Kabupaten Lestari punya 9 anggota kabupaten yang ada di 6 provinsi di Indonesia seperti Kabupaten Aceh Tamiang, Siak, Musi Banyuasin, Sanggau, Sintang, Kapuas Hulu, Sigi, Gorontalo, dan Bone Bolango. LTKL berfungsi sebagai akselerator untuk menciptakan model ekonomi dan pembangunan berkelanjutan ekonomi untuk mewujudkan kabupaten yang lestari dan mandiri. Targetnya tahun 2030 nanti resep atau blueprint pembangunan lestari dari anggota LTKL dapat direplikasi di kabupaten lain di Indonesia.
Fokus dari Kabupaten Lestari yaitu ekonomi restoratif, artinya model ekonomi yang memprioritaskan pemulihan ekosistem alami dan keanekaragaman hayati dengan maksud untuk menyembuhkan dan memperbaiki lingkungan yang rusak.

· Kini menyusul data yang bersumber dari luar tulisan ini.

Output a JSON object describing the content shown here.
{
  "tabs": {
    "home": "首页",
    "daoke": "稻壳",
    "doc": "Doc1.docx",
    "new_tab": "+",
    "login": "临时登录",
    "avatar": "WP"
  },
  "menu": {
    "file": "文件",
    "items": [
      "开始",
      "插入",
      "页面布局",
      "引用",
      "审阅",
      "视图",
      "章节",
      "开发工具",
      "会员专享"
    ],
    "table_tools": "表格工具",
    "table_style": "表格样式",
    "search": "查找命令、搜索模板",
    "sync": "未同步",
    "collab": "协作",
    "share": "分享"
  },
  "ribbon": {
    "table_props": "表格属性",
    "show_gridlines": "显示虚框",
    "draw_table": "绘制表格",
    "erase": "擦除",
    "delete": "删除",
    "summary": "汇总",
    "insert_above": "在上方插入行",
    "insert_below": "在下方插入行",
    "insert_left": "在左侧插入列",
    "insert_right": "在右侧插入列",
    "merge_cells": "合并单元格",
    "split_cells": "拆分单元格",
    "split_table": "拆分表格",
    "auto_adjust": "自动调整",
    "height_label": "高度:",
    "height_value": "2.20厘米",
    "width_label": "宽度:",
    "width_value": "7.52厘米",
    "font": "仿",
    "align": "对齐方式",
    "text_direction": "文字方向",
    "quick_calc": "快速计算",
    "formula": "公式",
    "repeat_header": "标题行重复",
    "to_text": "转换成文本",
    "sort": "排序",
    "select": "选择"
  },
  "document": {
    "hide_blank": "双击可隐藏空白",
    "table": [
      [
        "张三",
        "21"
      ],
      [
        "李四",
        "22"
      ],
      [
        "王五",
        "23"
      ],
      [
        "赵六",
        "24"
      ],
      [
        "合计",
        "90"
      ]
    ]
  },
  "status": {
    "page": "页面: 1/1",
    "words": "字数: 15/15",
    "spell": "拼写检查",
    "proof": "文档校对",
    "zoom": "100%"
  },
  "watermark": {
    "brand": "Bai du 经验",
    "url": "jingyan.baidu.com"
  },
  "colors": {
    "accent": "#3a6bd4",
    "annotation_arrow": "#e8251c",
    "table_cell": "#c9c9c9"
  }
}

Mengambil pernyataan Bhima Yudhistira Adhinegara - Direktur Eksekutif Center of Economics & Law Studies dalam buku "Saatnya Ekonomi Restoratif",ekonomi restoratif jawaban pertumbuhan berkualitas karena pendekatan model ekonomi ini dapat mengatasi berbagai tantangan. Model ekonomi restoratif menawarkan solusi dan mengintegrasikan pemulihan lingkungan dan peningkatan kualitas hidup dalam strategi pertumbuhan ekonomi.
Pertumbuhan ekonomi biasanya didorong terus bertambah, nggak mesti mencapai 100%. Ekonomi restoratif memperhatikan prinsip-prinsip utamanya yaitu adanya ambang batas (threshold), inklusivitas dengan melibatkan komunitas lokal, melindungi & merestorasi hutan dan memiliki nilai tambah dari pengembangan model ekonomi.
Pemanfaatan Pangan Lokal Dari Sintang untuk Cegah Stunting
Provinsi Kalimantan Barat adalah provinsi yang kaya akan keanekaragaman hayati dan warisan budaya. Perekonomian Kalimantan Barat sangat bergantung pada sektor pertanian, kehutanan, dan perikanan yang memberikan kontribusi sebesar 20% terhadap PDB provinsi. Oleh karena itu, masyarakat Dayak sangat melindungi hutan dan isinya.
Di Kabupaten Sintang terdapat hutan adat Ansok yang menerapkan konsep hutan protect and restore yaitu Tembawang. Ini merupakan hutan pangan warisan leluhur. Sistem pengelolaan lahan tradisional oleh masyarakat adat Dayak yang berupa hutan kecil yang ditanami berbagai jenis pohon, terutama pohon buah-buahan dan tanaman lainnya, yang memiliki nilai sosial, ekonomi, dan ekologis yang tinggi.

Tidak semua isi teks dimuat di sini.